In January 2008, Congress extended combat veteran health benefits to five years from two years.
Seal's team collected data on 289,328 Iraq and Afghanistan veterans who sought health care at VA medical centers from 2002 to 2008. Of these 106,726 were given mental health care which included 62,929 diagnosed with PTSD and 50,432 diagnosed with depression. That's nearly 37% of veterans, the authors noted.
"When the definition is expanded to include diagnoses of mental health disorders or psychosocial behavioral problems such as homelessness, or both, 43 percent of these veterans received these diagnoses," Seal added.
The diagnoses included 22% with PTSD, 17% with depression, 7% with alcohol use disorder, and 3% with drug use disorder. Many vets had several of these problems and 29% of veterans with mental health problems were diagnosed with two different conditions, and 33% were diagnosed with three or more, Seal said.
In addition the researchers found women had a higher risk for depression, but men had more than twice the risk for drug use problems.
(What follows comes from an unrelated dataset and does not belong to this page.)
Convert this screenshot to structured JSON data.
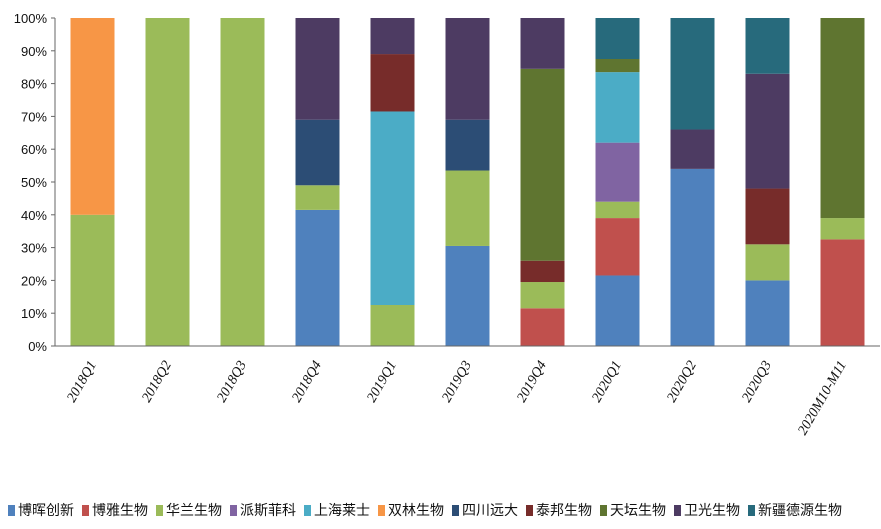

The authors recommended screening and early intervention programs that would target mental health problems of specific groups of soldiers, such as women and younger men.
The high number of mental health disorders puts the U. S. at risk of "an epidemic of chronic mental illness, as occurred with Vietnam veterans," the study's authors wrote.
The report is published in the July 16 online edition of the American Journal of Public Health.